Unfortunately, this isn’t an option for every person that is suffering now.
The Future of CRISPR
When it comes to the future of CRISPR the possibilities are pretty much endless. This genome editing tool has transformed the field of genome engineering and will likely continue to have an impact across many other industries.
More and more clinical trials are being approved, meaning that the possibility of curing human disease through DNA editing is getting closer. Researchers are also finding new ways of applying this technology to solve real-world problems like epigenome editing, infectious disease research, and the conservation of endangered species.
Using CRISPR-Cas9 routinely in humans probably won’t happen soon. But knowing more details about our genome, how every little piece interacts with all others, and then creating global policies regarding genome editing, will get us there sooner.

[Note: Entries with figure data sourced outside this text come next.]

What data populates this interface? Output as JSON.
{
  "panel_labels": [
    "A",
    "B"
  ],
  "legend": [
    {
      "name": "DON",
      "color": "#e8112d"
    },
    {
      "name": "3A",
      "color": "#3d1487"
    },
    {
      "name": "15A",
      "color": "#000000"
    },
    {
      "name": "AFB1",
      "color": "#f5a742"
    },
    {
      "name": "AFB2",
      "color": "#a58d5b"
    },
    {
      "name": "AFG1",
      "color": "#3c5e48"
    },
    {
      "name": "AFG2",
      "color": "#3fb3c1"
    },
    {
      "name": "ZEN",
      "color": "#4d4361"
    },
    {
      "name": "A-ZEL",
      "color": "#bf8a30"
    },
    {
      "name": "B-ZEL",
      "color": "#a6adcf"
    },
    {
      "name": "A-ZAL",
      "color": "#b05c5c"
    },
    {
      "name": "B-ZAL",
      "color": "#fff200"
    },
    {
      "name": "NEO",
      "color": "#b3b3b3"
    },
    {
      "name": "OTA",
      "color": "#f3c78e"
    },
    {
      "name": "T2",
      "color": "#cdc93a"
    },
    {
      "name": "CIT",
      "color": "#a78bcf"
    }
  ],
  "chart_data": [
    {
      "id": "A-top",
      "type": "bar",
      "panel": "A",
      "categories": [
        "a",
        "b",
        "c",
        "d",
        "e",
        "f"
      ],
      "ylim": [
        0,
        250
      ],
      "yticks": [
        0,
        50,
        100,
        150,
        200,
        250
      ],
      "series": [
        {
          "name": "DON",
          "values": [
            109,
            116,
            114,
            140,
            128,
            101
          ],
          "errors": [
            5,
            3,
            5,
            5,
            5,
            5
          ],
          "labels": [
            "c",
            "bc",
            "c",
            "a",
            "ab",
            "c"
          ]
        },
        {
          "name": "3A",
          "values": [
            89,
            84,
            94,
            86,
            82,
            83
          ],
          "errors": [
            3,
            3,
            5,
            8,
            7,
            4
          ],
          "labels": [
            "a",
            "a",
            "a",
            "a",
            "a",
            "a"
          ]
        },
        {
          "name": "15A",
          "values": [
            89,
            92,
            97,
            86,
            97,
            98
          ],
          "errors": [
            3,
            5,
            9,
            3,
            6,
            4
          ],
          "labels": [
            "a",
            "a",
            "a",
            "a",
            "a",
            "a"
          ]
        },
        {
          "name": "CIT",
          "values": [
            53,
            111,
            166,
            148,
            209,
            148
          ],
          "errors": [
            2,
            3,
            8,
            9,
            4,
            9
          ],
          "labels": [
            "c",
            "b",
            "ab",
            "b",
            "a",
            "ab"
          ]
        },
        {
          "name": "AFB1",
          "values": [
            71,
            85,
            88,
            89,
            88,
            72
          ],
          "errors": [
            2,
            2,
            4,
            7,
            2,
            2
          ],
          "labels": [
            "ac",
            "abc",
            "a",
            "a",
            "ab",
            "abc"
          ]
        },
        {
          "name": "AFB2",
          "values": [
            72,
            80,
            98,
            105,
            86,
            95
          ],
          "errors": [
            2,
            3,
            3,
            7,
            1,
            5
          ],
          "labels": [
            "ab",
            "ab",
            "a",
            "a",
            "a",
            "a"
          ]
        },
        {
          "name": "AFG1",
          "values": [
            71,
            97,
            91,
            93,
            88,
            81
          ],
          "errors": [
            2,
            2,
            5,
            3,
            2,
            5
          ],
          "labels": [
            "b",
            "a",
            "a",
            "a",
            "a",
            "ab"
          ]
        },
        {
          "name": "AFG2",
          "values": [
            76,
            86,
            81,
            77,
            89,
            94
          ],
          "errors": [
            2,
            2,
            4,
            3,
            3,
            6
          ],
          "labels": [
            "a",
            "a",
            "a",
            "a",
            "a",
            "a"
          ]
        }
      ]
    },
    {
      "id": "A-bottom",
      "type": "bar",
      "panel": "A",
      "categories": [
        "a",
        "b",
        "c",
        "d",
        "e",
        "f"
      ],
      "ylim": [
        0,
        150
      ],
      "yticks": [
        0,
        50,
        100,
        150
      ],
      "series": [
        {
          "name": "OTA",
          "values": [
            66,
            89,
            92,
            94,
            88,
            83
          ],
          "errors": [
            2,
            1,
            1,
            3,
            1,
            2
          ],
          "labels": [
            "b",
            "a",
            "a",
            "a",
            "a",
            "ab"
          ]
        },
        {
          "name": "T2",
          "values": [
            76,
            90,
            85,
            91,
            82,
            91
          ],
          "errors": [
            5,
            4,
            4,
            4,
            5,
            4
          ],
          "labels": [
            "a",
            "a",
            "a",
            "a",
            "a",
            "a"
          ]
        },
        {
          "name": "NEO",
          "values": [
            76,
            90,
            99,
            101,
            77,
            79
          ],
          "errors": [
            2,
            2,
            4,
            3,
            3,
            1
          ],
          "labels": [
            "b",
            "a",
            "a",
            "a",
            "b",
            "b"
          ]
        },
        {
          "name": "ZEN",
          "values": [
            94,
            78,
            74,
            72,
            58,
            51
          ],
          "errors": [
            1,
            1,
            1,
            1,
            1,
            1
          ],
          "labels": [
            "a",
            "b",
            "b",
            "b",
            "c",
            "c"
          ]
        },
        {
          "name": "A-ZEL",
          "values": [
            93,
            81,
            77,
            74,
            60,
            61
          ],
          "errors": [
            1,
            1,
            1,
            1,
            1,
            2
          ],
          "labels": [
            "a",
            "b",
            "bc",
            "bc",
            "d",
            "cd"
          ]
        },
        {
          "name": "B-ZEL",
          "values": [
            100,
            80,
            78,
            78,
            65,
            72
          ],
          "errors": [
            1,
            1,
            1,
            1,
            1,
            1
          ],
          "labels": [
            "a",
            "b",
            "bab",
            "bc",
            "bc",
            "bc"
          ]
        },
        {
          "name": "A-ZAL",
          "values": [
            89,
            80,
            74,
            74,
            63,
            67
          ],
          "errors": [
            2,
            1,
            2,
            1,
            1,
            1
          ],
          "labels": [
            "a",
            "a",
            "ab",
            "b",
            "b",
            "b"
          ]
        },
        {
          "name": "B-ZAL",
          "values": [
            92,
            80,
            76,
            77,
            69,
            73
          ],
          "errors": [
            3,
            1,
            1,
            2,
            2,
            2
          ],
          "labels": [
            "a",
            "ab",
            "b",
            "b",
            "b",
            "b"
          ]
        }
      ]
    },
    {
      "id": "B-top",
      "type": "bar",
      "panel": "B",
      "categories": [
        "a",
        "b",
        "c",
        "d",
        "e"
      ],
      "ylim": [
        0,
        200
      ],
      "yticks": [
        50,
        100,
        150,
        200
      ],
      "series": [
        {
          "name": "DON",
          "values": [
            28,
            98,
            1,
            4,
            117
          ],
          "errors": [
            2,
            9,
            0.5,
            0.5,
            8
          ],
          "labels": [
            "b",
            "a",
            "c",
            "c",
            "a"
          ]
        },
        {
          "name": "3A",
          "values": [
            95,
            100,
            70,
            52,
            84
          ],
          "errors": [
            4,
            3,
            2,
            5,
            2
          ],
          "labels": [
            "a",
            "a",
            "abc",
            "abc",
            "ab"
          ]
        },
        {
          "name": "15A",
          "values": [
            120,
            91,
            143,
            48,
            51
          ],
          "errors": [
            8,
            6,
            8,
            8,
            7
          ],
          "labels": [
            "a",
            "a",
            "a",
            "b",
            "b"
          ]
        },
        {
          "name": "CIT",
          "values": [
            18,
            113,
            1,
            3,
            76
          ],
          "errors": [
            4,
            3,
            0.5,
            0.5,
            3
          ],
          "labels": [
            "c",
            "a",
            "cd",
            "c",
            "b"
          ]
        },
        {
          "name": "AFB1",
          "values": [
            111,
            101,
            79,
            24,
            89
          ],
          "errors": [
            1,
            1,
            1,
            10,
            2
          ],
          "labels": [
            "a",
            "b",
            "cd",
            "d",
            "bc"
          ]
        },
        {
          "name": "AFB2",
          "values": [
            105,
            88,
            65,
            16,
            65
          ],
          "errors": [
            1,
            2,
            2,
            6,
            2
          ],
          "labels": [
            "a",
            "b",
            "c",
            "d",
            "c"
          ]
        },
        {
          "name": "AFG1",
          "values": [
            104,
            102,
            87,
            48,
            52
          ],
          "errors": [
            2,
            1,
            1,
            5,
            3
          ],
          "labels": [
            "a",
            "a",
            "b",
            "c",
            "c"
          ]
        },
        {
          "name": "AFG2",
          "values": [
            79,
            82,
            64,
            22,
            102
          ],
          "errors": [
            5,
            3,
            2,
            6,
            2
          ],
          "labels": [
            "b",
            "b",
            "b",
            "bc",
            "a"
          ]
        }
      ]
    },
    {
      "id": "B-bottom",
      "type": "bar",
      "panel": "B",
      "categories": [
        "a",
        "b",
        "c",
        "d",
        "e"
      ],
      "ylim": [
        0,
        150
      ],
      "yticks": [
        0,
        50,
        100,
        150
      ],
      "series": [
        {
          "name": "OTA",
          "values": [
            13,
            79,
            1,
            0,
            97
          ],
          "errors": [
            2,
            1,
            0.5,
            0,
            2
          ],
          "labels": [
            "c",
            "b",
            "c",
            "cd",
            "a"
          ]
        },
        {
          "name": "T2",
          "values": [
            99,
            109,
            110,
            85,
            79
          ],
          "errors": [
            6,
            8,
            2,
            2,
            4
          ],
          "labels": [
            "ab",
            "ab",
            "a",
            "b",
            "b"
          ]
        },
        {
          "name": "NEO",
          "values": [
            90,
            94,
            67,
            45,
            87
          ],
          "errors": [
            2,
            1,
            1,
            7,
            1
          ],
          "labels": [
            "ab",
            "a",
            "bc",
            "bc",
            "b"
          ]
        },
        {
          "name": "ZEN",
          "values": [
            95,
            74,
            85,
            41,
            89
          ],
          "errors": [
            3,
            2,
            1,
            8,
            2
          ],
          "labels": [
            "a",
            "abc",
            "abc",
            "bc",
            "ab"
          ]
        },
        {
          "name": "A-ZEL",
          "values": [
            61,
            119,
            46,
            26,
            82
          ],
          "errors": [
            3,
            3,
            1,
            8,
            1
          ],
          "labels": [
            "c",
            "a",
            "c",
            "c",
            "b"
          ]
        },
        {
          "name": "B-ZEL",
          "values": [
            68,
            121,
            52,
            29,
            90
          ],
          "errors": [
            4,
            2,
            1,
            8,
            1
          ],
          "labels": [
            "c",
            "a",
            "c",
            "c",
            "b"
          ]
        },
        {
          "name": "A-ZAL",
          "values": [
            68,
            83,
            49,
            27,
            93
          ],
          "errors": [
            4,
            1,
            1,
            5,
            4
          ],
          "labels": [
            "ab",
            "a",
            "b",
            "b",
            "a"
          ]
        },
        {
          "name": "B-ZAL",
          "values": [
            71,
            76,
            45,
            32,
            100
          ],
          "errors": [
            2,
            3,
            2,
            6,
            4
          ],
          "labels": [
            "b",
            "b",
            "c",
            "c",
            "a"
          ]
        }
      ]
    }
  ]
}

CRISPR-Cas9 is a genome editing tool that changed the landscape of modern medicine. Its capability of deleting and inserting new genes into DNA has made it a useful resource in cell and gene therapies, diagnostics, bioenergy, and many other applications.
It still raises a few ethical concerns, especially when it comes to editing germline cells and embryos, and it is a highly expensive therapy. However, with more research and stronger policies, there will come a day where CRISPR technologies will be used routinely in humans, hoping to cure diseases through DNA editing.